Op zowel het neuropsychologisch onderzoek als de sportspecifieke beslissingsvaardigheidstest zijn geen significante verschillen gevonden. Dit heeft wellicht mede te maken met de relatief kleine onderzoekspopulatie in combinatie met de korte looptijd. Ondanks dat de verschillen niet significant waren, zijn de resultaten wel positief en kan er van een interactie op de beslissingsvaardigheidstest worden gesproken (F(1,17)= 2,772; p=,114; h2=,140) en van een trend op het neuropsychologische onderzoek (F(1,20)=3,747; p=,067; h2=,158), zie onderstaande grafieken.

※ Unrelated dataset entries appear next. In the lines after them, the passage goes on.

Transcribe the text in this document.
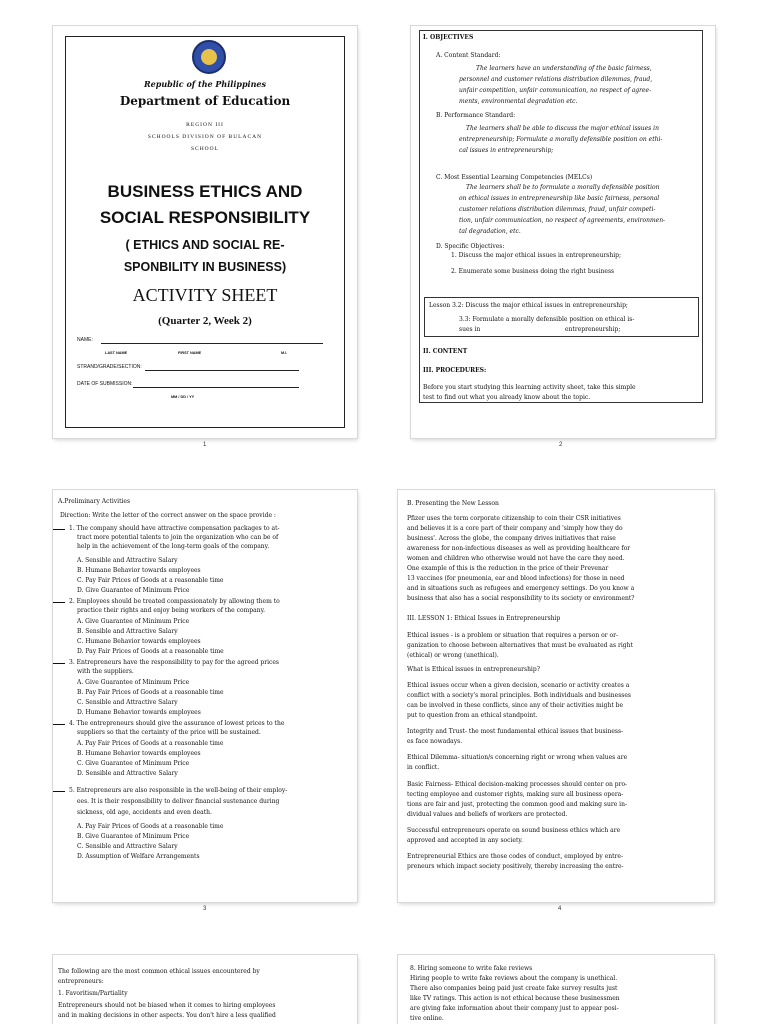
Republic of the Philippines
Department of Education
REGION III
SCHOOLS DIVISION OF BULACAN
SCHOOL
BUSINESS ETHICS AND
SOCIAL RESPONSIBILITY
( ETHICS AND SOCIAL RE-
SPONBILITY IN BUSINESS)
ACTIVITY SHEET
(Quarter 2, Week 2)
NAME:
LAST NAME	FIRST NAME	M.I.
STRAND/GRADE/SECTION:
DATE OF SUBMISSION:
MM / DD / YY
1
I. OBJECTIVES
A. Content Standard:
The learners have an understanding of the basic fairness,
personnel and customer relations distribution dilemmas, fraud,
unfair competition, unfair communication, no respect of agree-
ments, environmental degradation etc.
B. Performance Standard:
The learners shall be able to discuss the major ethical issues in
entrepreneurship; Formulate a morally defensible position on ethi-
cal issues in entrepreneurship;
C. Most Essential Learning Competencies (MELCs)
The learners shall be to formulate a morally defensible position
on ethical issues in entrepreneurship like basic fairness, personal
customer relations distribution dilemmas, fraud, unfair competi-
tion, unfair communication, no respect of agreements, environmen-
tal degradation, etc.
D. Specific Objectives:
1. Discuss the major ethical issues in entrepreneurship;
2. Enumerate some business doing the right business
Lesson 3.2: Discuss the major ethical issues in entrepreneurship;
3.3: Formulate a morally defensible position on ethical is-
sues in	entrepreneurship;
II. CONTENT
III. PROCEDURES:
Before you start studying this learning activity sheet, take this simple
test to find out what you already know about the topic.
2
A.Preliminary Activities
Direction: Write the letter of the correct answer on the space provide :
1. The company should have attractive compensation packages to at-
tract more potential talents to join the organization who can be of
help in the achievement of the long-term goals of the company.
A. Sensible and Attractive Salary
B. Humane Behavior towards employees
C. Pay Fair Prices of Goods at a reasonable time
D. Give Guarantee of Minimum Price
2. Employees should be treated compassionately by allowing them to
practice their rights and enjoy being workers of the company.
A. Give Guarantee of Minimum Price
B. Sensible and Attractive Salary
C. Humane Behavior towards employees
D. Pay Fair Prices of Goods at a reasonable time
3. Entrepreneurs have the responsibility to pay for the agreed prices
with the suppliers.
A. Give Guarantee of Minimum Price
B. Pay Fair Prices of Goods at a reasonable time
C. Sensible and Attractive Salary
D. Humane Behavior towards employees
4. The entrepreneurs should give the assurance of lowest prices to the
suppliers so that the certainty of the price will be sustained.
A. Pay Fair Prices of Goods at a reasonable time
B. Humane Behavior towards employees
C. Give Guarantee of Minimum Price
D. Sensible and Attractive Salary
5. Entrepreneurs are also responsible in the well-being of their employ-
ees. It is their responsibility to deliver financial sustenance during
sickness, old age, accidents and even death.
A. Pay Fair Prices of Goods at a reasonable time
B. Give Guarantee of Minimum Price
C. Sensible and Attractive Salary
D. Assumption of Welfare Arrangements
3
B. Presenting the New Lesson
Pfizer uses the term corporate citizenship to coin their CSR initiatives
and believes it is a core part of their company and 'simply how they do
business'. Across the globe, the company drives initiatives that raise
awareness for non-infectious diseases as well as providing healthcare for
women and children who otherwise would not have the care they need.
One example of this is the reduction in the price of their Prevenar
13 vaccines (for pneumonia, ear and blood infections) for those in need
and in situations such as refugees and emergency settings. Do you know a
business that also has a social responsibility to its society or environment?
III. LESSON 1: Ethical Issues in Entrepreneurship
Ethical issues - is a problem or situation that requires a person or or-
ganization to choose between alternatives that must be evaluated as right
(ethical) or wrong (unethical).
What is Ethical issues in entrepreneurship?
Ethical issues occur when a given decision, scenario or activity creates a
conflict with a society's moral principles. Both individuals and businesses
can be involved in these conflicts, since any of their activities might be
put to question from an ethical standpoint.
Integrity and Trust- the most fundamental ethical issues that business-
es face nowadays.
Ethical Dilemma- situation/s concerning right or wrong when values are
in conflict.
Basic Fairness- Ethical decision-making processes should center on pro-
tecting employee and customer rights, making sure all business opera-
tions are fair and just, protecting the common good and making sure in-
dividual values and beliefs of workers are protected.
Successful entrepreneurs operate on sound business ethics which are
approved and accepted in any society.
Entrepreneurial Ethics are those codes of conduct, employed by entre-
preneurs which impact society positively, thereby increasing the entre-
4
The following are the most common ethical issues encountered by
entrepreneurs:
1. Favoritism/Partiality
Entrepreneurs should not be biased when it comes to hiring employees
and in making decisions in other aspects. You don't hire a less qualified
8. Hiring someone to write fake reviews
Hiring people to write fake reviews about the company is unethical.
There also companies being paid just create fake survey results just
like TV ratings. This action is not ethical because these businessmen
are giving fake information about their company just to appear posi-
tive online.
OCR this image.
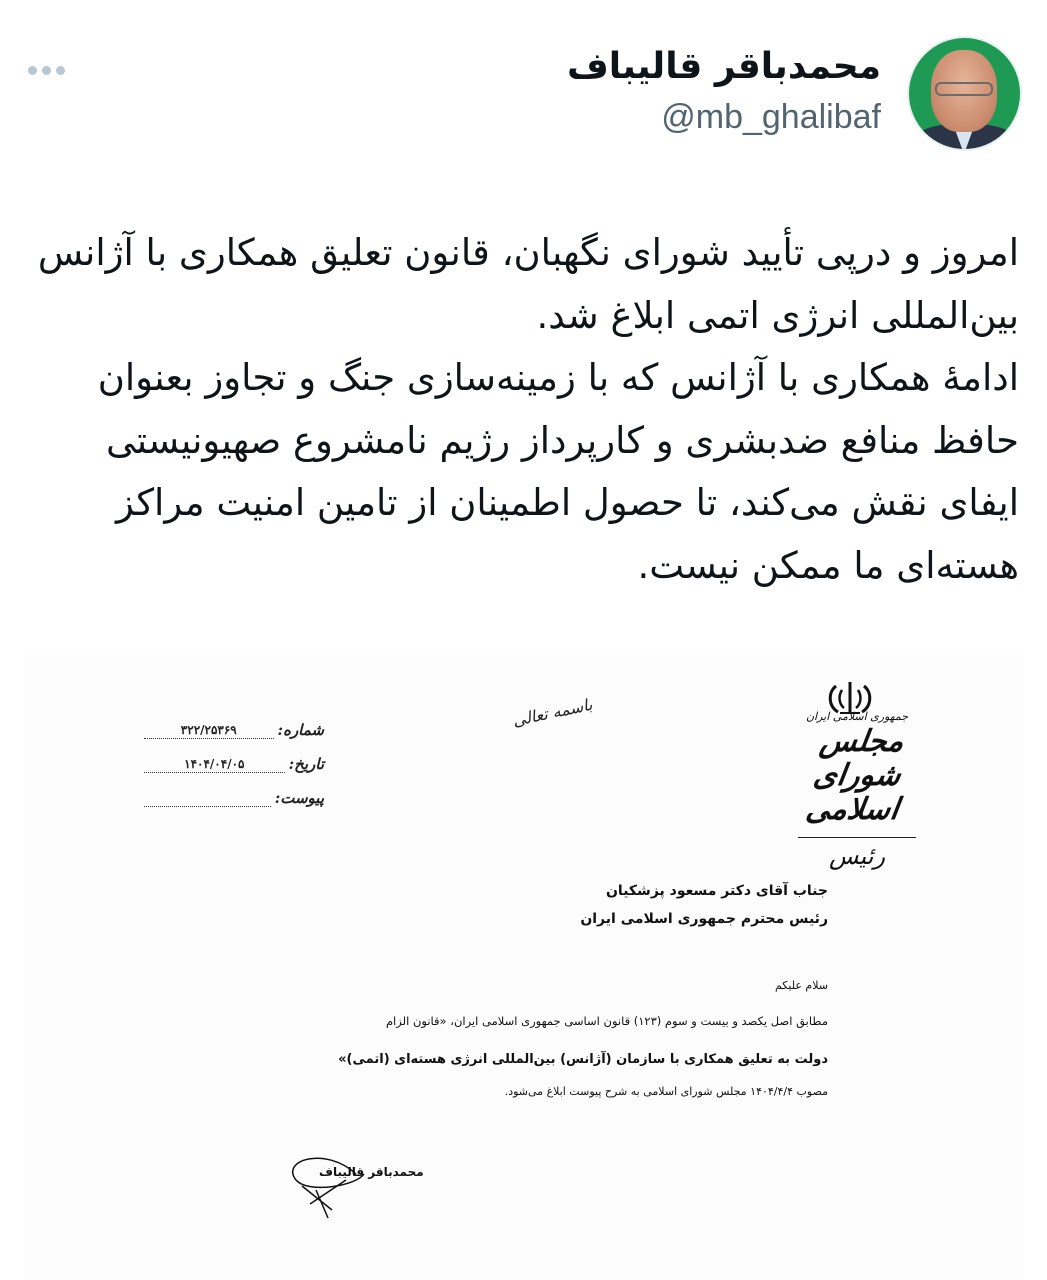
محمدباقر قالیباف
@mb_ghalibaf

امروز و درپی تأیید شورای نگهبان، قانون تعلیق همکاری با آژانس بین‌المللی انرژی اتمی ابلاغ شد.

ادامهٔ همکاری با آژانس که با زمینه‌سازی جنگ و تجاوز بعنوان حافظ منافع ضدبشری و کارپرداز رژیم نامشروع صهیونیستی ایفای نقش می‌کند، تا حصول اطمینان از تامین امنیت مراکز هسته‌ای ما ممکن نیست.

شماره:
۳۲۲/۲۵۳۶۹
تاریخ:
۱۴۰۴/۰۴/۰۵
پیوست:

باسمه تعالی	جمهوری اسلامی ایران
مجلس شورای اسلامی
رئیس
جناب آقای دکتر مسعود پزشکیان
رئیس محترم جمهوری اسلامی ایران
سلام علیکم
مطابق اصل یکصد و بیست و سوم (۱۲۳) قانون اساسی جمهوری اسلامی ایران، «قانون الزام
دولت به تعلیق همکاری با سازمان (آژانس) بین‌المللی انرژی هسته‌ای (اتمی)»
مصوب ۱۴۰۴/۴/۴ مجلس شورای اسلامی به شرح پیوست ابلاغ می‌شود.
محمدباقر قالیباف
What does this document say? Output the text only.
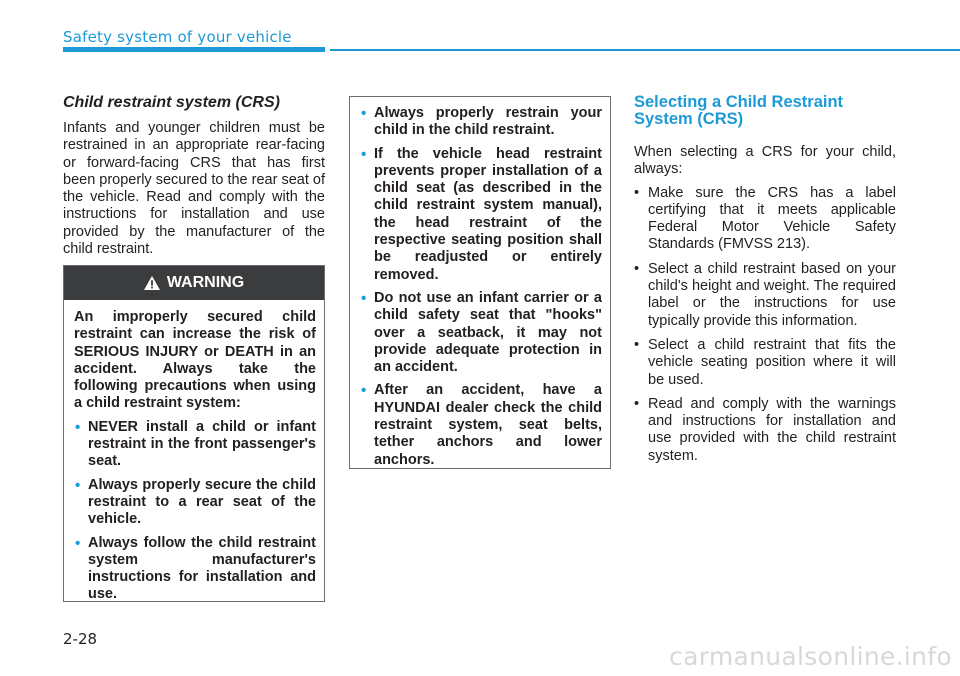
Safety system of your vehicle
Child restraint system (CRS)

Infants and younger children must be restrained in an appropriate rear-facing or forward-facing CRS that has first been properly secured to the rear seat of the vehicle. Read and comply with the instructions for installation and use provided by the manufacturer of the child restraint.

WARNING

An improperly secured child restraint can increase the risk of SERIOUS INJURY or DEATH in an accident. Always take the following precautions when using a child restraint system:

• NEVER install a child or infant restraint in the front passenger's seat.
• Always properly secure the child restraint to a rear seat of the vehicle.
• Always follow the child restraint system manufacturer's instructions for installation and use.
• Always properly restrain your child in the child restraint.
• If the vehicle head restraint prevents proper installation of a child seat (as described in the child restraint system manual), the head restraint of the respective seating position shall be readjusted or entirely removed.
• Do not use an infant carrier or a child safety seat that "hooks" over a seatback, it may not provide adequate protection in an accident.
• After an accident, have a HYUNDAI dealer check the child restraint system, seat belts, tether anchors and lower anchors.
Selecting a Child Restraint System (CRS)

When selecting a CRS for your child, always:

• Make sure the CRS has a label certifying that it meets applicable Federal Motor Vehicle Safety Standards (FMVSS 213).
• Select a child restraint based on your child's height and weight. The required label or the instructions for use typically provide this information.
• Select a child restraint that fits the vehicle seating position where it will be used.
• Read and comply with the warnings and instructions for installation and use provided with the child restraint system.
2-28
carmanualsonline.info
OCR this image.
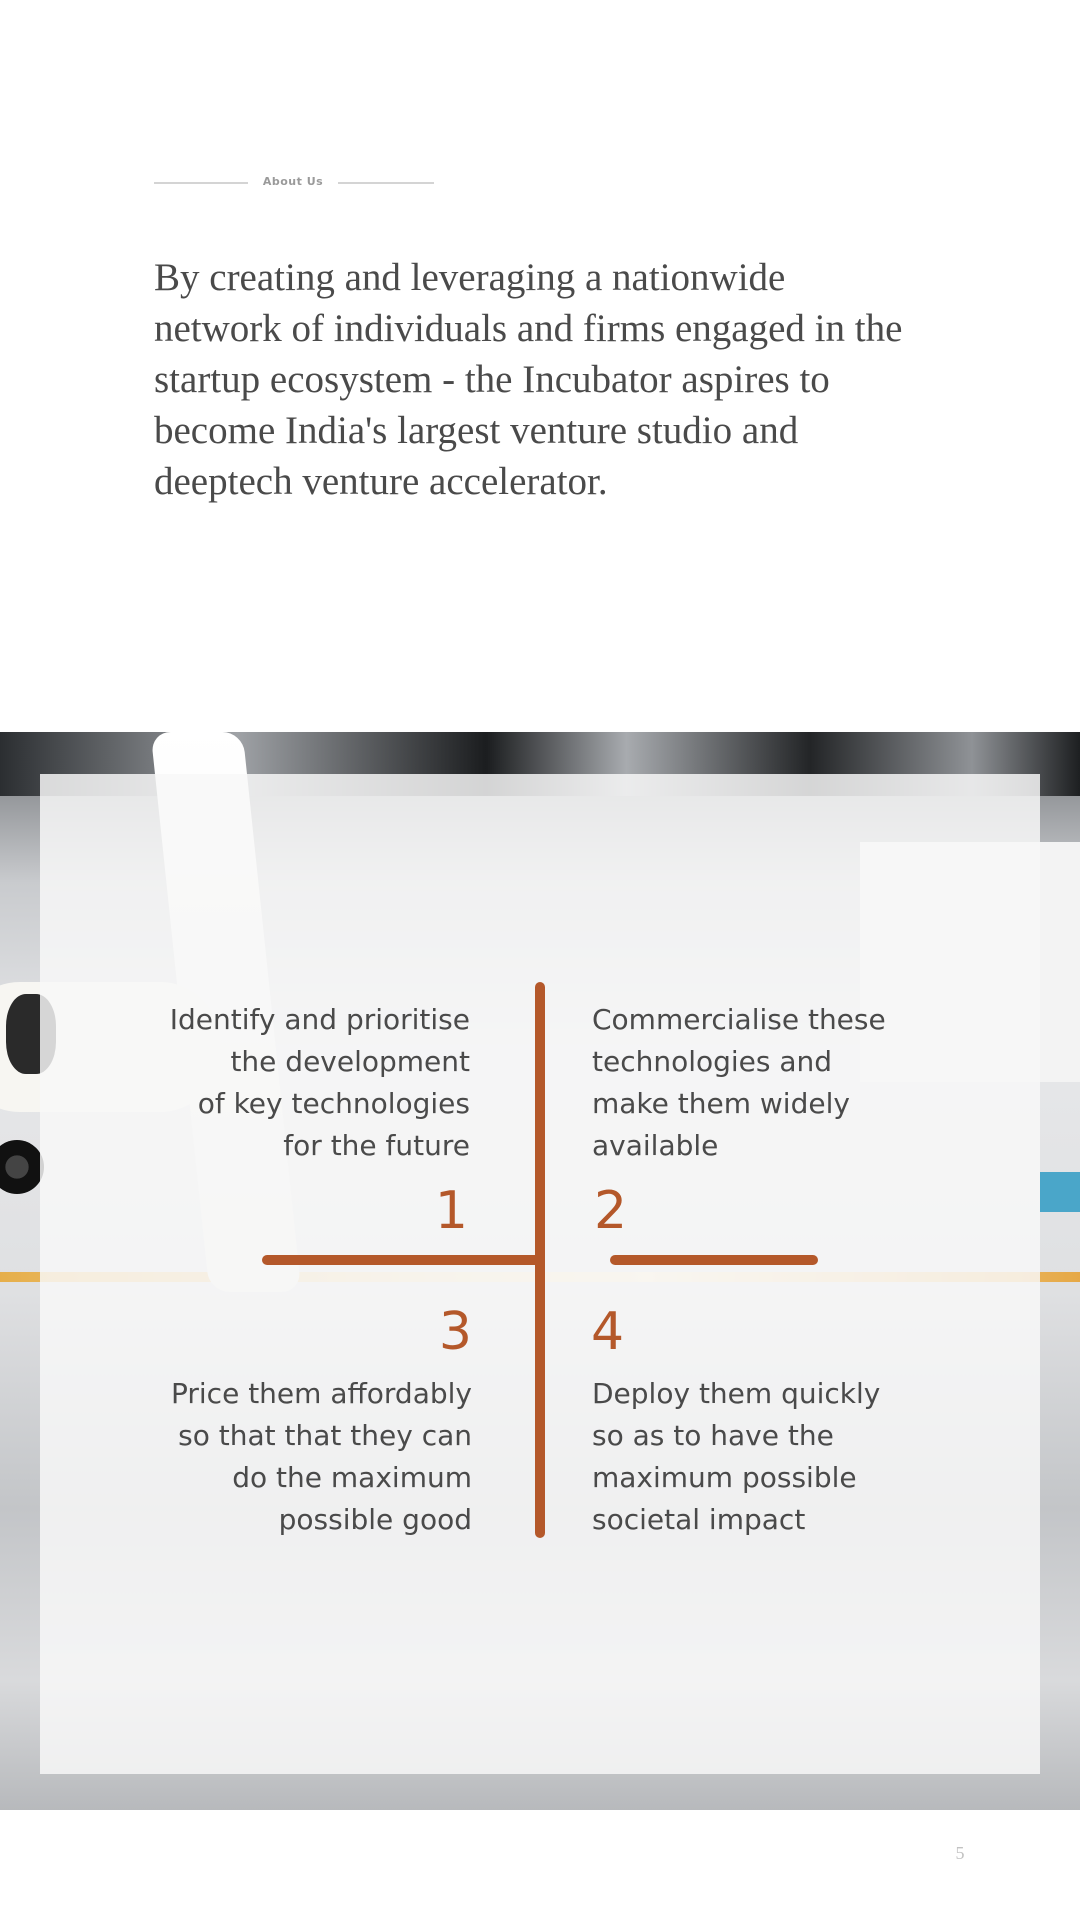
About Us

By creating and leveraging a nationwide network of individuals and firms engaged in the startup ecosystem - the Incubator aspires to become India's largest venture studio and deeptech venture accelerator.

Identify and prioritise
the development
of key technologies
for the future

Commercialise these
technologies and
make them widely
available

Price them affordably
so that that they can
do the maximum
possible good

Deploy them quickly
so as to have the
maximum possible
societal impact

1 2
3 4
5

Figuur 2: grafieken resultaten

Deze resultaten bieden voldoende houvast om een eventueel vervolgonderzoek te starten met een grotere populatie en een langere looptijd, zodat je er echt iets over kan zeggen. Wetenschappelijk kunnen er geen harde conclusies uit worden getrokken, maar gezien de geringe omvang van soortgelijke onderzoeken draagt het toch bij aan de kennis die we hierover hebben en kan het wellicht een basis zijn van hopelijk meer onderzoek.

Samenvattend
Cognitieve vaardigheden blijken belangrijk te zijn bij het op hoog niveau uitvoeren van je sport. Het doelpunt van Kelly Jonker is een mooi voorbeeld hoe cognitieve vaardigheden hier een rol in spelen. Er zijn verschillende cognitieve trainingsinterventies op de markt waarbij er een onderscheid gemaakt kan worden tussen arbeidsintensieve- en computerinterventies die beide voor- en nadelen hebben. Voor mijn onderzoek is gekozen voor een arbeidsintensieve interventie uitgevoerd door de eigen trainer/coach gedurende de normale training. Ondanks dat de resultaten niet significant waren, vanwege de kleine onderzoekspopulatie en korte looptijd, kan er wel gesproken worden over een positieve trend. Vervolgonderzoek, gedurende een langere looptijd en grotere populatie, moet hier meer uitsluitsel over geven.

Literatuurverwijzing
1 Vestberg, T., Gustafson, R., Maurex, L., Ingvar, M., & Petrovic, P. (2012). Executive Functions Predict the Success of Top-Soccer Players. PLoS One 7(4): e34731. doi:10.1371/journal.pone.0034731.

2 Appelbaum, L.G., Cain, M.S., Schroeder, J.E., Darling, E.F., & Mitroff, S.R. (2012). Stroboscopic visual training improves information encoding in short-term memory. Attention, Perception & Psychophysics 74(8): 1681-91. doi: 10.3758/s13414-012-0344-6.

3 Morrison, A.B., & Chein, J.M. (2011). Does working memory training work? The promise and challenges of enhancing cognition by training working memory. Psychonomic Bulletin & Review Journal 18(1): 46-60. doi: 10.3758/s13423-010-0034-0.

4 Savelsbergh, G.J.P. (2017). Football Intelligym Efficacy Analysis: PSV Eindhoven and AZ Alkmaar Football Academies. Zenodo. doi.org/10.5281/zenodo.268696.